Wednesday, Oct. 31, an Iranian Revolutionary Guards (IRGC) spokesman contradicted comments made two days earlier by IDF Northern Command chief Maj. Gen. Yair Golan, who said the unmanned aircraft had not been able to take photos as Iran claimed, because "I don't think there was a camera there."

IRGC spokesman Brig. Gen. Ramezan Sharif retorted: “The fact that we have obtained the images of many areas that are important for us is the proof that we have conducted a successful mission,” he said.

debkafile's military sources: This was the first public admission by an Iranian official that the IRGC was indeed behind the drone’s launching from Lebanon into Israel’s air space from the Mediterranean Sea. It was shot down over the Negev desert after several hours.

After the intrusion, Hizballah leader Hassan Nasrallah said his movement had sent the drone and that the aircraft was "Iranian-built and assembled in Lebanon."

On Sept. 16, the IRGC chief Gen. Ali Jaafari announced that units of Al Qods Brigade, the corps’ intelligence and terror arm, had taken up position Lebanon.

Lebanese President Gen. Michel Sleiman’s angry request for clarifications from Tehran has never been answered. Neither US nor Israel reacted to this infringement of Lebanese sovereignty, or to the placement of Iranian soldiers in areas bordering Israel.

The IRGC official’s statement Wednesday actually confirmed the charge that Iran was using Lebanese territory for operations against Israel and that the stealth unmanned aircraft was the precursor of direct military operations. In his words, "They (Israelis) must know that we possess the information we need on necessary areas in case a particular situation arises" – indicating those areas would be targeted for Iranian retaliation in the event of an Israeli attack on Tehran's nuclear sites.
His comments were released just hours after French President Francois Hollande received Israeli Prime Minister Binyamin Netanyahu at the Elysée in Paris. The issue of a nuclear Iran topped their agenda.

Ahead of their meeting, Netanyahu told French reporters: "Five minutes after an attack on the Iranian nuclear program, a sense of relief would spread across the Middle East."

debkafile's military and intelligence sources say that by the verbal duel, Jerusalem and Tehran are trying to find out how much the other has discovered in the wake of the drone’s expedition into Israeli airspace: Iran wants to know what Israeli cyber warfare and air force experts have learned from the downed intruder, while Israel is trying to figure out what intelligence, if any, it transmitted to the Iranian cyber warfare experts and IRGC controlling the drone operation from Hizballah security headquarters in southern Beirut.

Maj.
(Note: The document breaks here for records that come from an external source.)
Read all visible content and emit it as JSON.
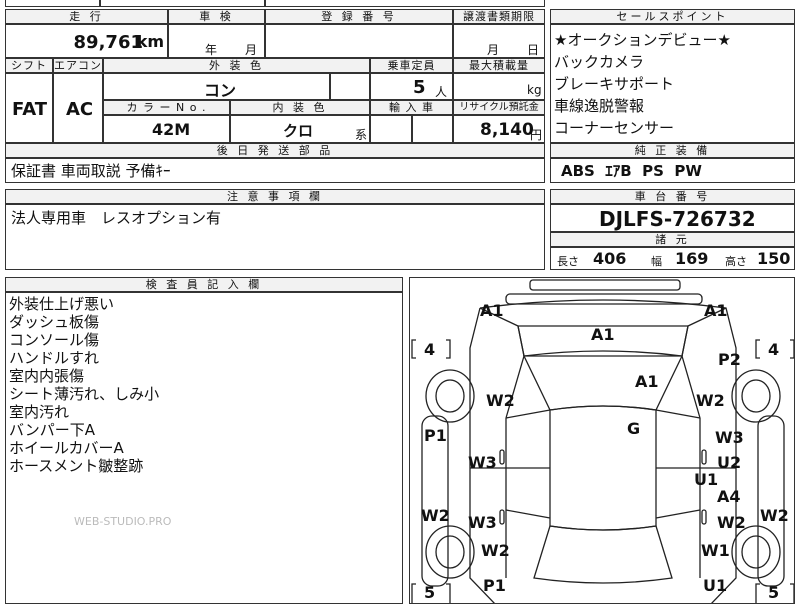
{
  "header": {
    "mileage_label": "走 行",
    "inspection_label": "車 検",
    "registration_label": "登 録 番 号",
    "transfer_label": "譲渡書類期限",
    "selling_label": "セールスポイント",
    "mileage_value": "89,761",
    "mileage_unit": "km",
    "year_unit": "年",
    "month_unit": "月",
    "transfer_month": "月",
    "transfer_day": "日"
  },
  "row2": {
    "shift_label": "シフト",
    "aircon_label": "エアコン",
    "exterior_label": "外 装 色",
    "capacity_label": "乗車定員",
    "maxload_label": "最大積載量",
    "exterior_value": "コン",
    "capacity_value": "5",
    "capacity_unit": "人",
    "maxload_unit": "kg",
    "shift_value": "FAT",
    "aircon_value": "AC",
    "color_no_label": "カ ラ ー  N o .",
    "interior_label": "内 装 色",
    "import_label": "輸 入 車",
    "recycle_label": "リサイクル預託金",
    "color_no_value": "42M",
    "interior_value": "クロ",
    "interior_unit": "系",
    "recycle_value": "8,140",
    "recycle_unit": "円"
  },
  "selling_points": [
    "★オークションデビュー★",
    "バックカメラ",
    "ブレーキサポート",
    "車線逸脱警報",
    "コーナーセンサー"
  ],
  "equipment": {
    "label": "純 正 装 備",
    "value": "ABS  ｴｱB  PS  PW"
  },
  "extras": {
    "label": "後 日 発 送 部 品",
    "value": "保証書  車両取説  予備ｷｰ"
  },
  "notes": {
    "label": "注 意 事 項 欄",
    "value": "法人専用車　レスオプション有"
  },
  "chassis": {
    "label": "車 台 番 号",
    "value": "DJLFS-726732",
    "specs_label": "諸 元",
    "length_label": "長さ",
    "length_value": "406",
    "width_label": "幅",
    "width_value": "169",
    "height_label": "高さ",
    "height_value": "150"
  },
  "inspector": {
    "label": "検 査 員 記 入 欄",
    "lines": [
      "外装仕上げ悪い",
      "ダッシュ板傷",
      "コンソール傷",
      "ハンドルすれ",
      "室内内張傷",
      "シート薄汚れ、しみ小",
      "室内汚れ",
      "バンパー下A",
      "ホイールカバーA",
      "ホースメント皺整跡"
    ],
    "watermark": "WEB-STUDIO.PRO"
  },
  "diagram": {
    "tire_top_left": "4",
    "tire_top_right": "4",
    "tire_bottom_left": "5",
    "tire_bottom_right": "5",
    "marks": {
      "a1_front_left": "A1",
      "a1_front_right": "A1",
      "a1_hood": "A1",
      "a1_windshield": "A1",
      "p2_right_fender": "P2",
      "w2_left_fender": "W2",
      "w2_right_fender": "W2",
      "g_roof": "G",
      "p1_left_side": "P1",
      "w3_right_front_door": "W3",
      "w3_left_front_door": "W3",
      "u2_right_front_door": "U2",
      "u1_right_mid": "U1",
      "a4_right_rear_door": "A4",
      "w3_left_rear_door": "W3",
      "w2_right_rear_door": "W2",
      "w2_far_left": "W2",
      "w2_far_right": "W2",
      "w2_left_rear_fender": "W2",
      "w1_right_rear_fender": "W1",
      "p1_rear_left": "P1",
      "u1_rear_right": "U1"
    }
  }
}
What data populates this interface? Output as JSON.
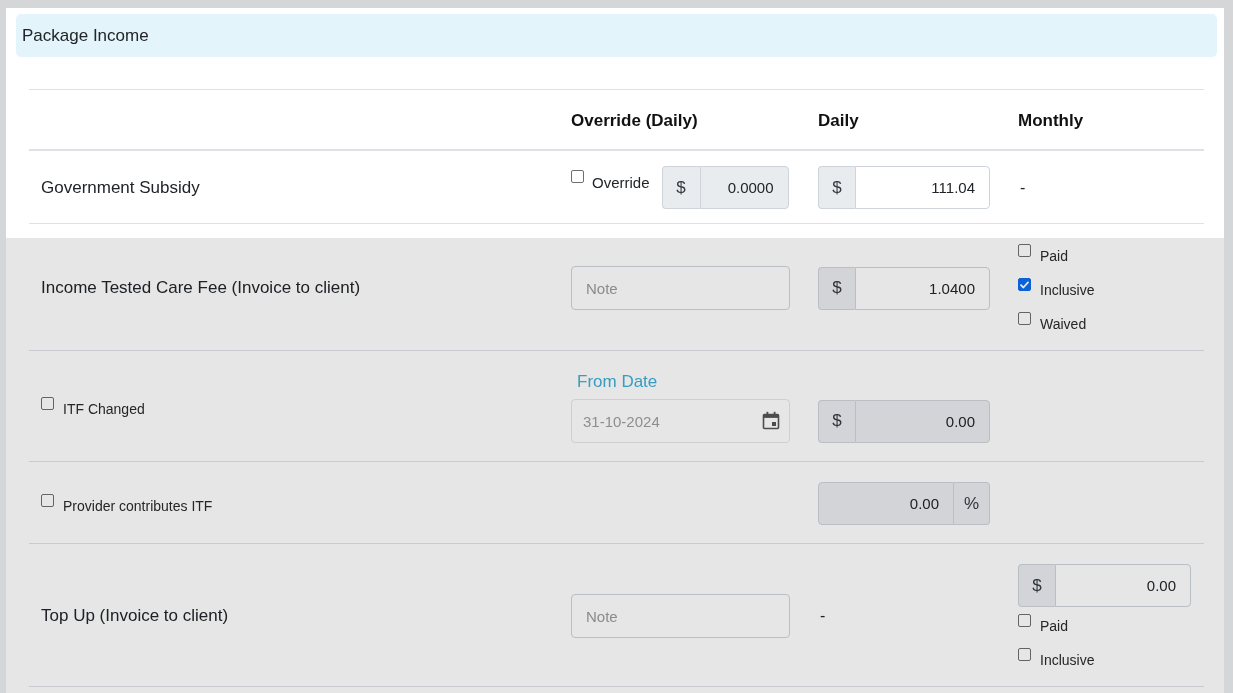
{
  "panel": {
    "title": "Package Income"
  },
  "table": {
    "columns": [
      "Override (Daily)",
      "Daily",
      "Monthly"
    ]
  },
  "groups": [
    {
      "dimmed": false,
      "rows": [
        {
          "label": {
            "kind": "plain",
            "text": "Government Subsidy"
          },
          "override": {
            "kind": "override",
            "checked": false,
            "label": "Override",
            "prefix": "$",
            "value": "0.0000",
            "disabled": true
          },
          "daily": {
            "kind": "money",
            "prefix": "$",
            "value": "111.04",
            "disabled": false
          },
          "monthly": {
            "kind": "text",
            "text": "-"
          }
        }
      ]
    },
    {
      "dimmed": true,
      "rows": [
        {
          "label": {
            "kind": "plain",
            "text": "Income Tested Care Fee (Invoice to client)"
          },
          "override": {
            "kind": "note",
            "placeholder": "Note"
          },
          "daily": {
            "kind": "money",
            "prefix": "$",
            "value": "1.0400",
            "disabled": false
          },
          "monthly": {
            "kind": "options",
            "options": [
              {
                "label": "Paid",
                "checked": false
              },
              {
                "label": "Inclusive",
                "checked": true
              },
              {
                "label": "Waived",
                "checked": false
              }
            ]
          }
        },
        {
          "label": {
            "kind": "checkbox",
            "text": "ITF Changed",
            "checked": false
          },
          "override": {
            "kind": "date",
            "label": "From Date",
            "value": "31-10-2024"
          },
          "daily": {
            "kind": "money",
            "prefix": "$",
            "value": "0.00",
            "disabled": true
          }
        },
        {
          "label": {
            "kind": "checkbox",
            "text": "Provider contributes ITF",
            "checked": false
          },
          "daily": {
            "kind": "percent",
            "value": "0.00",
            "suffix": "%",
            "disabled": true
          }
        },
        {
          "label": {
            "kind": "plain",
            "text": "Top Up (Invoice to client)"
          },
          "override": {
            "kind": "note",
            "placeholder": "Note"
          },
          "daily": {
            "kind": "text",
            "text": "-"
          },
          "monthly": {
            "kind": "money_options",
            "prefix": "$",
            "value": "0.00",
            "disabled": false,
            "options": [
              {
                "label": "Paid",
                "checked": false
              },
              {
                "label": "Inclusive",
                "checked": false
              }
            ]
          }
        }
      ]
    }
  ]
}
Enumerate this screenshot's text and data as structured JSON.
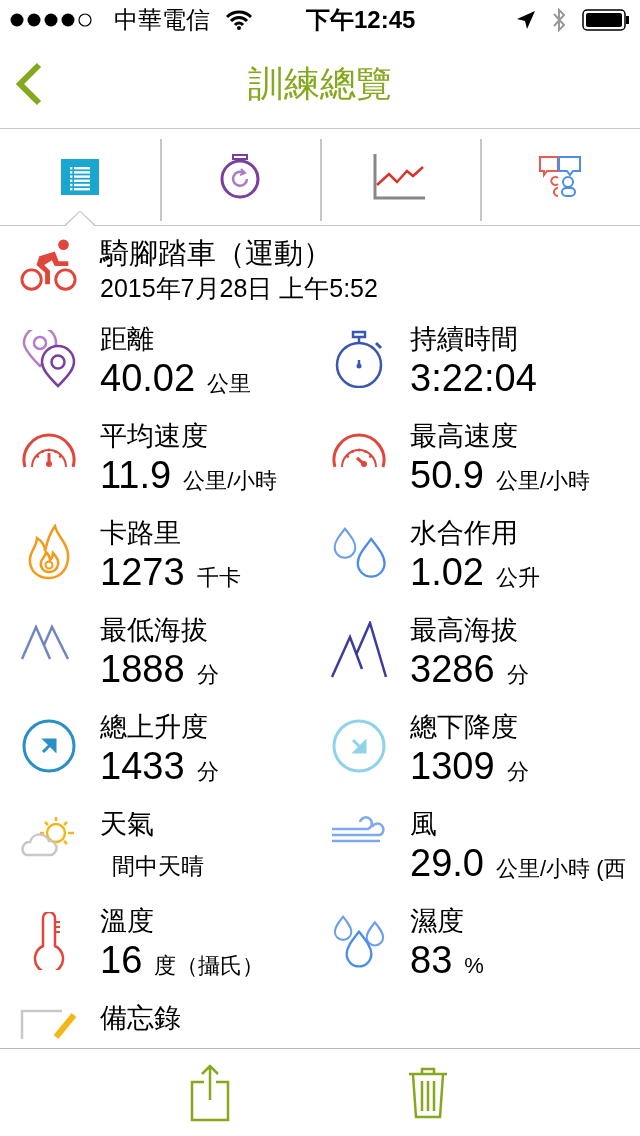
{
  "status_bar": {
    "carrier": "中華電信",
    "time": "下午12:45"
  },
  "nav": {
    "title": "訓練總覽"
  },
  "tabs": [
    {
      "kind": "summary",
      "selected": true
    },
    {
      "kind": "laps",
      "selected": false
    },
    {
      "kind": "chart",
      "selected": false
    },
    {
      "kind": "social",
      "selected": false
    }
  ],
  "activity": {
    "title": "騎腳踏車（運動）",
    "date": "2015年7月28日 上午5:52"
  },
  "metrics": [
    {
      "kind": "pins",
      "label": "距離",
      "value": "40.02",
      "unit": "公里"
    },
    {
      "kind": "stopwatch",
      "label": "持續時間",
      "value": "3:22:04"
    },
    {
      "kind": "gauge-avg",
      "label": "平均速度",
      "value": "11.9",
      "unit": "公里/小時"
    },
    {
      "kind": "gauge-max",
      "label": "最高速度",
      "value": "50.9",
      "unit": "公里/小時"
    },
    {
      "kind": "flame",
      "label": "卡路里",
      "value": "1273",
      "unit": "千卡"
    },
    {
      "kind": "drops",
      "label": "水合作用",
      "value": "1.02",
      "unit": "公升"
    },
    {
      "kind": "mountain-low",
      "label": "最低海拔",
      "value": "1888",
      "unit": "分"
    },
    {
      "kind": "mountain-high",
      "label": "最高海拔",
      "value": "3286",
      "unit": "分"
    },
    {
      "kind": "ascent",
      "label": "總上升度",
      "value": "1433",
      "unit": "分"
    },
    {
      "kind": "descent",
      "label": "總下降度",
      "value": "1309",
      "unit": "分"
    },
    {
      "kind": "weather",
      "label": "天氣",
      "unit": "間中天晴"
    },
    {
      "kind": "wind",
      "label": "風",
      "value": "29.0",
      "unit": "公里/小時 (西"
    },
    {
      "kind": "thermometer",
      "label": "溫度",
      "value": "16",
      "unit": "度（攝氏）"
    },
    {
      "kind": "humidity",
      "label": "濕度",
      "value": "83",
      "unit": "%"
    }
  ],
  "memo": {
    "label": "備忘錄"
  }
}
Gen. Golan threw out a hint, when he said the Iranian aerial vehicle "could fly over Israel for a long time, which could develop into filming abilities." In other words, the Iranians may have assembled images with the help of simulation equipment other than cameras.

The Revolutionary Guard spokesman's comment that "we possess the information we need" fits in with the Israeli general’s remark.

Also suggested by the Iranian general’s comments, say debkafile’s Western intelligence sources, is the suspicion in Tehran that their drone was not shot down by Israeli missiles, as officially reported, but downed intact with very minor damage by a joint operation of the Israel Air Force and cyber warfare experts. Now, Tehran is trying to reconstruct how much the Israelis learned from the equipment it carried.